Johnson started off strong. Corbyn was unable to give a convincing answer on his Brexit policy for the first 10 minutes, leaving open road for Johnson to look Prime Ministerial and in control.
But as the debate moved on to issues of the Union, anti-Semitism and the toxic debate that currently plagues British politics, both men appeared unconvincing.
The gesture of a handshake, committing to raise the quality of debate, looked empty and ridiculous as Johnson didn't seem to take it seriously and Corbyn followed up by saying that Johnson would have to go a lot further to make up for his previous crimes.
This could be about to get ugly.
Another audience members asks how British people can trust either Johnson or Corbyn.
"Trust in politics and in Parliament has been eroded," Johnson says, but the fundamental reason for that is that MPs have voted down a Brexit deal.
"Trust is something that has to be earned," Corbyn says, and politicians need to listen to the people who elected them. "Everybody you meet knows something you don't know," he adds, saying his style of leadership is about listening to people.
Johnson says people should look at what he's promised to do as a politician and what he's delivered -- joining Corbyn in prompting some dreaded laughs from a few in the audience.
He then agrees that the truth matters -- getting yet more dismissive laughs.
Corbyn says the British people deserve to know what the parties' plans will cost, saying his manifesto will be fully costed.

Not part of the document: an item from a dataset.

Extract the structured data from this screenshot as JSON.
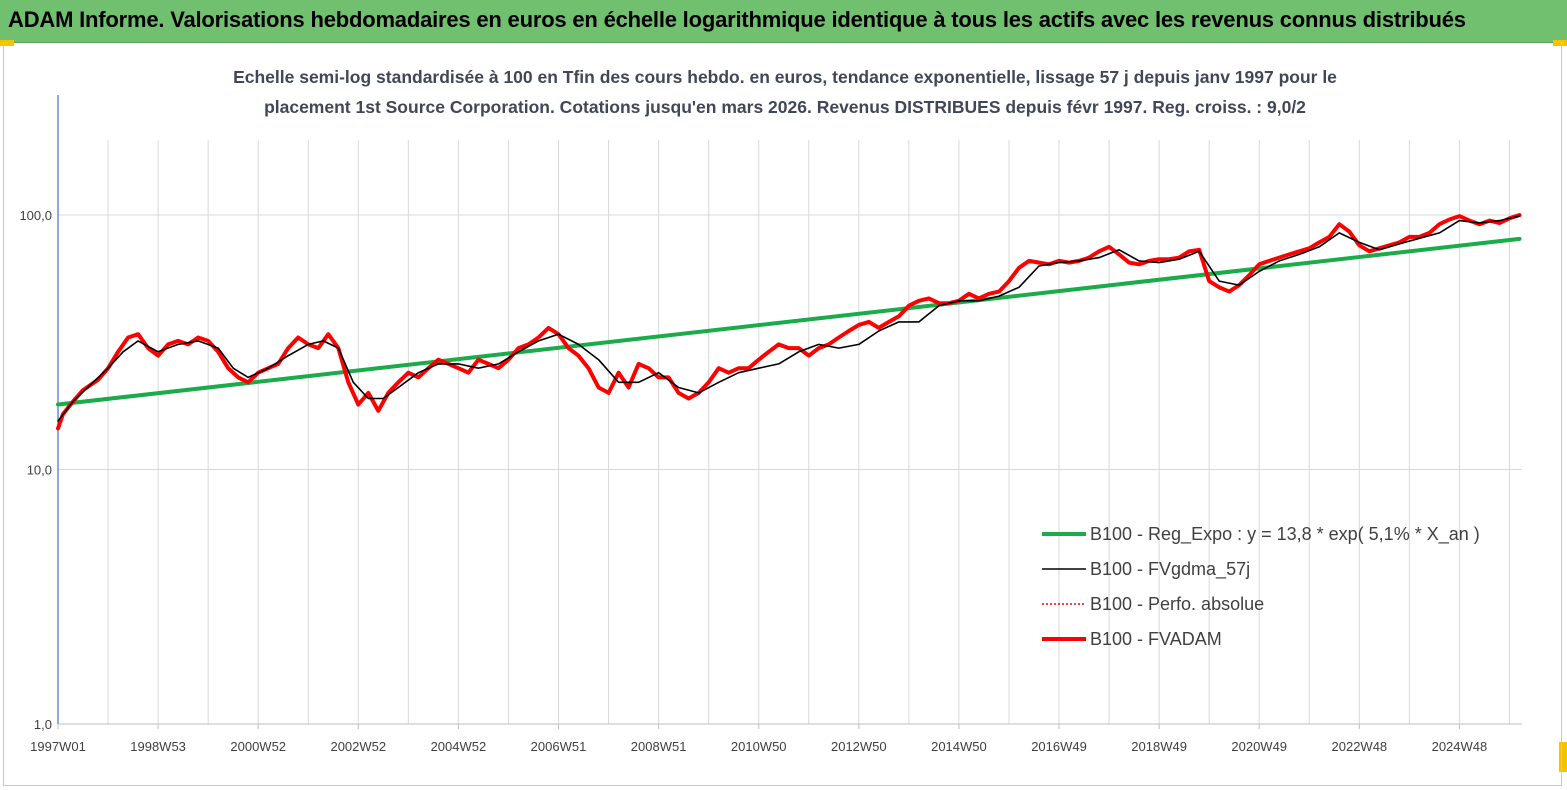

Moderator Julie Etchingham asks if either man will take any personal responsibility for the erosion of trust in politics, bringing up Johnson's supposed lack of trustworthiness and the anti-Semitism scandal in Labour.
Corbyn says he despises anti-Semitism and will stand up to it, but Johnson replies that he was listening "open-mouthed."
Both men are then asked to make a pledge to improve the political debate, and agree to shake hands on stage. Let's see how long that one lasts.